Process of transactions maintaining data consistency
The general way transactions are executed is shown
BEGIN TRANSACTION
do task 1
do task 2
do task 3
COMMIT ON ERROR
ROLLBACK
END TRANSACTION Changes are committed if all tasks 1,2,3 are successful. The transaction is rollback if any of the tasks fails. This ensures the database is always in a consistent state.
Data integrity
maintenance of, and the assurance of the accuracy and consistency of, data over its entire life-cycle, and is a critical aspect to the design, implementation and usage of any system which stores, processes, or retrieves data.
Data concurrency
when a database has the ability to allow multiple users to carry out transactions on a database at one time
Eg. When a particular user can view a file, like a srpeadsheet, but not edit the data
ACID properties of a transaction
Atomicity, Consistency, Isolation, Durability
Atomicity
A transaction is an indivisible unit that is either performed in its entirety or is not performed at all.
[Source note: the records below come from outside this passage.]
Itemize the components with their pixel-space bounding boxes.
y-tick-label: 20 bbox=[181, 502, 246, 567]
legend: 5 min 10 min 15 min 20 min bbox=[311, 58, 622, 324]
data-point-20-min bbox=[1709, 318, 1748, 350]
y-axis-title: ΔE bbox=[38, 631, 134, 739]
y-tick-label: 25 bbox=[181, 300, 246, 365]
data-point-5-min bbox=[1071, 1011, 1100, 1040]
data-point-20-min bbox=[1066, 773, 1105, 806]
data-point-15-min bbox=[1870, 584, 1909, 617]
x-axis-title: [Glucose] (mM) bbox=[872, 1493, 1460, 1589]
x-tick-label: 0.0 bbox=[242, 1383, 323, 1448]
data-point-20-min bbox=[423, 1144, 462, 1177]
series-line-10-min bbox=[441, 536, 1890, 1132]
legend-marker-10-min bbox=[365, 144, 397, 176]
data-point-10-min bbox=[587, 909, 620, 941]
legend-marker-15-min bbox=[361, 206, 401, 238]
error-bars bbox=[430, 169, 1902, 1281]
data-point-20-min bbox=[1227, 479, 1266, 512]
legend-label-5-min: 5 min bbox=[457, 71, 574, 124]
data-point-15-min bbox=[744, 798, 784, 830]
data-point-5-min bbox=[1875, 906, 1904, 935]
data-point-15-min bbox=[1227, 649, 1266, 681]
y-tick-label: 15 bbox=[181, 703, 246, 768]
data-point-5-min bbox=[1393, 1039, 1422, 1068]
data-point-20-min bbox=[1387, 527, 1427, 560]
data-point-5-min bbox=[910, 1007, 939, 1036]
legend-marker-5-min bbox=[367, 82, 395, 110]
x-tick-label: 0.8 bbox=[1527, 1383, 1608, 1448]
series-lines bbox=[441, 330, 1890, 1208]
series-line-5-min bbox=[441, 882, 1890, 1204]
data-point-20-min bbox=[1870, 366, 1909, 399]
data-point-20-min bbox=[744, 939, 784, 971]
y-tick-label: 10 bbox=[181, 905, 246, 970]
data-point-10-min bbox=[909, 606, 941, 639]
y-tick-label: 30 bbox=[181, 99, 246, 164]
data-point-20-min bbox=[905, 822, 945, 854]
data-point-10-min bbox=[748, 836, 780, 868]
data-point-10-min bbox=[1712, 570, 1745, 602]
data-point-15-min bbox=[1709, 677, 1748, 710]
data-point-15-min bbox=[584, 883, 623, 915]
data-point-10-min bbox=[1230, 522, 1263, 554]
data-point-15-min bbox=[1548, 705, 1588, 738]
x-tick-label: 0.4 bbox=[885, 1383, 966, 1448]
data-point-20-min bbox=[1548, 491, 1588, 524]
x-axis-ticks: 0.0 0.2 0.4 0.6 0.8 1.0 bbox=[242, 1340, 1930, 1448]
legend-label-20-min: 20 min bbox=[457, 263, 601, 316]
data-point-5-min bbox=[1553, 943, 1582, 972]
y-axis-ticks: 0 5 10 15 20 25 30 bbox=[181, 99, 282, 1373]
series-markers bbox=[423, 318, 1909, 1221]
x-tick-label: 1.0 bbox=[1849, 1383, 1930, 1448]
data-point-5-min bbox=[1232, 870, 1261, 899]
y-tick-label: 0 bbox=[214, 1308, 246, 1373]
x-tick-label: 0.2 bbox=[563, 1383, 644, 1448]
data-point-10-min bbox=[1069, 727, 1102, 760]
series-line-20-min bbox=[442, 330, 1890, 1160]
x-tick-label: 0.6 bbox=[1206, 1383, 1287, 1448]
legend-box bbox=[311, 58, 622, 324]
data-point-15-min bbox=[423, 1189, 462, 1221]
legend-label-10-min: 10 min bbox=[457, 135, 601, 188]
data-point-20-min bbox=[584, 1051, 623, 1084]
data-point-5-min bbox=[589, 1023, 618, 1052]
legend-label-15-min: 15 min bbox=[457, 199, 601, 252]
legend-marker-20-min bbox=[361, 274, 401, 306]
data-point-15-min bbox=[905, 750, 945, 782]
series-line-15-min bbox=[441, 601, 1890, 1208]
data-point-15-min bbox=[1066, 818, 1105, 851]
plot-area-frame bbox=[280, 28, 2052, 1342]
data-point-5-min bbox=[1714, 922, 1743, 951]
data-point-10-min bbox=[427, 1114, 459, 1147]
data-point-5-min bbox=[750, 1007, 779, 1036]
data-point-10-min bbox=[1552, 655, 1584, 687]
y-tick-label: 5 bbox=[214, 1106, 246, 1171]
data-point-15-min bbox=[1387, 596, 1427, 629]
All tasks must succeed together or fail together.
Consistency
The results of a transaction must conform to existing constraints in the database. The database must always be left in a valid state after a transaction.
• It is the responsibility of both the DBMS and the application developers to ensure consistency.
Isolation
• Transactions execute independently of one another. The partial effects of incomplete transactions should not be visible to other transactions.
• It is the responsibility of the concurrency control subsystem to ensure isolation.
Durability
The effects of a successfully completed transaction must be permanently recorded in the database and must not be lost because of a subsequent failure.
• It is the responsibility of the recovery subsystem to ensure durability
Database operations are…
retrievals (queries), Updates (modification)
Retrievals/queries
This involves selecting fields and records that satisfy the needs of a particular user.
Updates/modifictations
This changes the state of the database. There are three operations which results in changes to databases:
• Insert: used to add one or more tuples (records) to a relation (table)
• Update: used to change the values of some attributes in existing tuples.
• Delete: used to remove/delete records from relations.
Purposes of database transactions
Provide reliable units of works that allow correct recovery from failures and keep a database consistent even in cases of system failure, when execution stops (completely or partially) and many operations upon a database remain uncompleted, with unclear status.
• To provide isolation between programs accessing a database concurrently. If this isolation is not provided, the program's outcome are possibly erroneous.
What is the role of data validation?
check on input data to ensure that it is reasonable.